LocARNA (local alignment of RNA) costs O(n2(n2 + k2)) time and O(n2 + k2) space by restricting the alignable regions. MXSCARNA progressively aligns multiple sequences as an extension of the pairwise alignment algorithm SCARNA62 with improved score functions. SCARNA first aligns stem fragment candidates, then removes the inconsistent matching in the post-processing to generate the sequence alignment. MXSCARNA reduces runtime to O(k3n2) and space to O(k2n2) with a limited searching space of folding and alignment. Both MXSCARNA and LocARNA uses pre-computed base pair probabilities for each sequence as structural input. All the benchmarks use the default options and hyper-parameters running on the RNAStrAlign test set. TurboFold II iterates three times, then predicts secondary structures by MEA (γ=1). LinearTurboFold also runs three iterations with default beam sizes (b1 = b2 = 100) in LinearAlignment and LinearPartition, then predicts structures with ThreshKnot (θ = 0.3).
§10 Significance Test
We use a paired, two-tailed permutation test63 to measure the significant difference. Following the common practice, the repetition number is 10,000, and the significance threshold α is 0.05.
§11 SARS-CoV-2 Datasets
We used two large SARS-CoV-2 datasets. The first dataset is used to draw a representative sample of most diverse SARS-CoV-2 genomes. We downloaded all the genomes submitted to GISAID43 by December 29, 2020 (downloaded on December 29, 2020), and filtered out low-quality genomes (with more than 5% unknown characters and degenerate bases, shorter than 29,500 nt, or with framing error in the coding region), and we also discard genomes with more than 600 mutations compared with the SARS-CoV-2 reference sequence (NC_0405512.2).64 After preprocessing, this dataset includes about 258,000 genomes. To identify a representative group of samples with more variable mutations, we designed a greedy algorithm to select 16 most diverse genomes genomes found at least twice in the 258,000 genomes. The general idea of the greedy algorithm is to choose genomes one by one with the most new mutations compared with the selected samples, which consists of only the reference sequence at the beginning.

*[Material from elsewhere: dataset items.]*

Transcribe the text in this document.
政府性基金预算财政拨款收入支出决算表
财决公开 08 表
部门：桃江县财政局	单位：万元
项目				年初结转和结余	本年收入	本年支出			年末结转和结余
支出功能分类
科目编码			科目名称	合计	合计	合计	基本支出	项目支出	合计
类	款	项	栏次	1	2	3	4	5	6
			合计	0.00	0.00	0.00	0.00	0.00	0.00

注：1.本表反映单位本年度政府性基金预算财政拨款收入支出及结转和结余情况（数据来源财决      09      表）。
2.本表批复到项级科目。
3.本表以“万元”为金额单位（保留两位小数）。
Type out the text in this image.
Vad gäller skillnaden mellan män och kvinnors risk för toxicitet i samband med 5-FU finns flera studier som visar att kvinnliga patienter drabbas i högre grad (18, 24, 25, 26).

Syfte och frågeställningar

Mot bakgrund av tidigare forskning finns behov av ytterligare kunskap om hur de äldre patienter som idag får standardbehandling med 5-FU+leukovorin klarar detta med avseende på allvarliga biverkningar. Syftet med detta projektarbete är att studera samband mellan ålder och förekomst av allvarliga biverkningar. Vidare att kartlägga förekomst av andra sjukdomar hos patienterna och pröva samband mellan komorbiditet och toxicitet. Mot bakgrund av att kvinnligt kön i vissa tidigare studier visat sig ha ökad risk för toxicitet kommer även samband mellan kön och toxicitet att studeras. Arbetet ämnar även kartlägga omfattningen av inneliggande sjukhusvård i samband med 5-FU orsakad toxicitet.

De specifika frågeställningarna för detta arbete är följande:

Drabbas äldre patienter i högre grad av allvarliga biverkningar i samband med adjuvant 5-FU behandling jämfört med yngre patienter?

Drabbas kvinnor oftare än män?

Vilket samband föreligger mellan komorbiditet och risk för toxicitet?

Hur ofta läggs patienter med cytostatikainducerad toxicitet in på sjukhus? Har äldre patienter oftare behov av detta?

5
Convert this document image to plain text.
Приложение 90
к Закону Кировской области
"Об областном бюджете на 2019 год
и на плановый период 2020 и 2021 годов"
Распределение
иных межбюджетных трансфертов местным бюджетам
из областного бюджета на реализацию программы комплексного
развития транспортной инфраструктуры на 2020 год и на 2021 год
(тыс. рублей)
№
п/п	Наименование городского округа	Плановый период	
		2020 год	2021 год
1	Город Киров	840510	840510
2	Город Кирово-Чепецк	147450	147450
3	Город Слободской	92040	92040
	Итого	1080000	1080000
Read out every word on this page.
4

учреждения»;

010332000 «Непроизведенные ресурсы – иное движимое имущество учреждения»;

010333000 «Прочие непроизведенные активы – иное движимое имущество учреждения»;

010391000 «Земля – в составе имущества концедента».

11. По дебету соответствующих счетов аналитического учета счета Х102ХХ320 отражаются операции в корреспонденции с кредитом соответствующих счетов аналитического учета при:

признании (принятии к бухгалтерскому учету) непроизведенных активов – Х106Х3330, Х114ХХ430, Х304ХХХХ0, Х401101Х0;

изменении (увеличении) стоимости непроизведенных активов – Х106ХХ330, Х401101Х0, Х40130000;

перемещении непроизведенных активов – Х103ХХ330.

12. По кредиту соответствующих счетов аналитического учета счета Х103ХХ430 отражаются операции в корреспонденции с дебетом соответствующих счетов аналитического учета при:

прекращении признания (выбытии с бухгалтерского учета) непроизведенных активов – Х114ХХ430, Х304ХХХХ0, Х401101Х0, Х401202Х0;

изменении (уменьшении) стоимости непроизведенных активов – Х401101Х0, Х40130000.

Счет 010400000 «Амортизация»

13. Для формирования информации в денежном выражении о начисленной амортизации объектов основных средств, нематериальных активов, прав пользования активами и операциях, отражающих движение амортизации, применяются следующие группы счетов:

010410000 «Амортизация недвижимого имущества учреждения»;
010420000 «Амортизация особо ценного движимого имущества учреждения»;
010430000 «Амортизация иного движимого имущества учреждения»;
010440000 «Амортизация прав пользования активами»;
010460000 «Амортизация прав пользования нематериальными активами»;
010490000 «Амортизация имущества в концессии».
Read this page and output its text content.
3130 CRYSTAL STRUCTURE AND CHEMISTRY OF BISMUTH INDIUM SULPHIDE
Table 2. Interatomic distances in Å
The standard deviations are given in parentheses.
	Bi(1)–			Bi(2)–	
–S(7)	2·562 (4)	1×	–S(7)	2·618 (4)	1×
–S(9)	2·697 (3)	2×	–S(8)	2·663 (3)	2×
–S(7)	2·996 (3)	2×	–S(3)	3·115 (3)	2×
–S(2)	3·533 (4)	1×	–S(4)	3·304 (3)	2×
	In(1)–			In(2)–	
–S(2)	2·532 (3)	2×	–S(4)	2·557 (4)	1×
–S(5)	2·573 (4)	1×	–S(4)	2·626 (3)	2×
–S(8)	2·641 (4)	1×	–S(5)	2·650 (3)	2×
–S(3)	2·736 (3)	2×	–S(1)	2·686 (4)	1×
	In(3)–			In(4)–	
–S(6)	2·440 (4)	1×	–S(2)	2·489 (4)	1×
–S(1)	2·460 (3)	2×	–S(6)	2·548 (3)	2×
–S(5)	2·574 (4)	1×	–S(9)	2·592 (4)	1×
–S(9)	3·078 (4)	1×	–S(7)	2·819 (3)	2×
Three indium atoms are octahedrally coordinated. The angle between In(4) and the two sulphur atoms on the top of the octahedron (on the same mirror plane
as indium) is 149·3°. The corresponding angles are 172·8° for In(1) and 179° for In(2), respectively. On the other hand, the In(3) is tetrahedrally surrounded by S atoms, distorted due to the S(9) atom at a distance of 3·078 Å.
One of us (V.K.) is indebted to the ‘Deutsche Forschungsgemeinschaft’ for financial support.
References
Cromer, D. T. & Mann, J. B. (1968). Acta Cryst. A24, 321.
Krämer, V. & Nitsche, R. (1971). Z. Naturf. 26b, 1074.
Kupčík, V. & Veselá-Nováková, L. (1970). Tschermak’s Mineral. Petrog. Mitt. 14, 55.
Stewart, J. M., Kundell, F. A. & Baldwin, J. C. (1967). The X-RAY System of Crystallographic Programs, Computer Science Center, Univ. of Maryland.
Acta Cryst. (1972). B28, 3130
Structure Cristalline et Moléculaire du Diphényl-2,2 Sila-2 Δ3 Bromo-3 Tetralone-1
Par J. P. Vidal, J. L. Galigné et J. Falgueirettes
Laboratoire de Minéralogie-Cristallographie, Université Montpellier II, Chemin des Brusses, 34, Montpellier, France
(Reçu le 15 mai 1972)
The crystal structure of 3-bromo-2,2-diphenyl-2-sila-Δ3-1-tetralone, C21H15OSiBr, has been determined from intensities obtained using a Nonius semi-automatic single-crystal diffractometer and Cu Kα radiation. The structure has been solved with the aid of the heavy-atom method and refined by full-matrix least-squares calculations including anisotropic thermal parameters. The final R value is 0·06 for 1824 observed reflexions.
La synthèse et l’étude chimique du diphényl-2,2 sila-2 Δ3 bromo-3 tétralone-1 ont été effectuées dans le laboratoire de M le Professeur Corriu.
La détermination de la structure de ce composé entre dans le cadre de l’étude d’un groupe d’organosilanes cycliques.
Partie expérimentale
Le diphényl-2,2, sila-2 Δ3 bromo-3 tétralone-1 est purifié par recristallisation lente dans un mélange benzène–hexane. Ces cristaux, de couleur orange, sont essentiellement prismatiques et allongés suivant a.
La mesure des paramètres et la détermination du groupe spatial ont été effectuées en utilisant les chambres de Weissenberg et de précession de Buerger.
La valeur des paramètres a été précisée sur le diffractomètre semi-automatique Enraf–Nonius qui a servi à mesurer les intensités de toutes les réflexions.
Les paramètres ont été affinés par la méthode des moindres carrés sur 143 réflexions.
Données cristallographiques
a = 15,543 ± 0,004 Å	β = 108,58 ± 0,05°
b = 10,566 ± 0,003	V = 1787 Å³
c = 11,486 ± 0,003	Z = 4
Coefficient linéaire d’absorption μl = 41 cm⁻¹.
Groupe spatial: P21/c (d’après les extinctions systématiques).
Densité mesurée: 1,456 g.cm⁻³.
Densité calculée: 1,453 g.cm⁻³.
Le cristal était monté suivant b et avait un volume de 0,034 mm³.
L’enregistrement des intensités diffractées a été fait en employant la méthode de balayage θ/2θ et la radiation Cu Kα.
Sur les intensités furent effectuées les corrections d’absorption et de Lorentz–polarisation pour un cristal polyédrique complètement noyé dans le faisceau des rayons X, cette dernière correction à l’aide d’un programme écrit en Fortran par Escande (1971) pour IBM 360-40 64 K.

The second, larger, dataset is to evaluate the conservation of regions with respect to more up-to-date variants. We downloaded all the genomes submitted to GISAID by June 30, 2021 (downloaded on July 25, 2021), and did the same preprocessing as the first dataset. This resulted in a dataset of ∼2M genomes, which was used to evaluate conservation in Figure 5 and Tables S5, S6, S7.